Algonquin officials have completed an analysis on how video gambling was faring in neighboring towns, leading up to a possible March vote on whether to allow it in their village.

The analysis looked at the impact video gambling was having in Kane, McHenry and Lake counties over a six-month period.

When it came to crime, the analysis concluded there were no noticeable increases in calls for police service since the terminals went live, though the machines had only been active for a month or two at the time of the study.

Carpentersville, East Dundee, West Dundee, Sleepy Hollow, Gilberts, Hampshire and Pingree Grove approved video gambling after the state regulated it last year.

The Algonquin study looked at the 84 terminals that were in operation across the region from October through December, and determined revenues continued to increase as more machines went online.

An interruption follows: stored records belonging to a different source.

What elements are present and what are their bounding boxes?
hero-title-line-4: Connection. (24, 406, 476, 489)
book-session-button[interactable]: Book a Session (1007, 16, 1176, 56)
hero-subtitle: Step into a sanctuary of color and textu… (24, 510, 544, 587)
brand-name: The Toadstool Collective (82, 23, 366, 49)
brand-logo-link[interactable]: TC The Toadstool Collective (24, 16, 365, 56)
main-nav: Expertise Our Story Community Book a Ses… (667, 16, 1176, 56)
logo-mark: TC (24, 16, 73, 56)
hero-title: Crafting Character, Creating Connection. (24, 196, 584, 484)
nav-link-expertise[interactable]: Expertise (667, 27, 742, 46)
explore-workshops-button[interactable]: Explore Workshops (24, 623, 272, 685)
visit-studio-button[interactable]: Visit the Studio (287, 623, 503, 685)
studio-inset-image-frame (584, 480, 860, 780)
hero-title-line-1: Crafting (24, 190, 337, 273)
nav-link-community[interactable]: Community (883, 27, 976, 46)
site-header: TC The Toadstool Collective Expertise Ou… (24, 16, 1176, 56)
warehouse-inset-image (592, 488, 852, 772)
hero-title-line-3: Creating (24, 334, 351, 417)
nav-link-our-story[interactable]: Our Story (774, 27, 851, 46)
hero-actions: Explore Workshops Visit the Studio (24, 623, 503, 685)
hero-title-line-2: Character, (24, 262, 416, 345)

"The main reason that I'm supporting it is to support our businesses," Algonquin Trustee Robert Smith said. "Most of the surrounding communities have also embraced this, so it also gives our local businesses an even chance."

Algonquin Trustee Jerry Glogowski and Village President John Schmitt aren't sold.

"Gambling isn't one of the things that I have envisioned for the village of Algonquin," Schmitt said, adding that the board rejected off-track betting in the past. "We've got a board of seven people and we've got businesses in town that are very much in favor of having video gambling. Everybody's got their own opinion on it."

Establishments licensed to serve alcohol are the only ones allowed to have video gaming terminals, and there are 42 such venues in Algonquin.

Jeff Battaglia, owner of the Riverview Restaurant and Tavern, would love to see video gambling become a reality since times have been tough at the eatery in this economy, he said.

"We're not just on Main Street in Algonquin, we are a Main Street American business, Battaglia said. "If the state of Illinois wants to throw the small businesses a bone to generate some extra revenue, I think it's welcome."

The village board next meets March 5.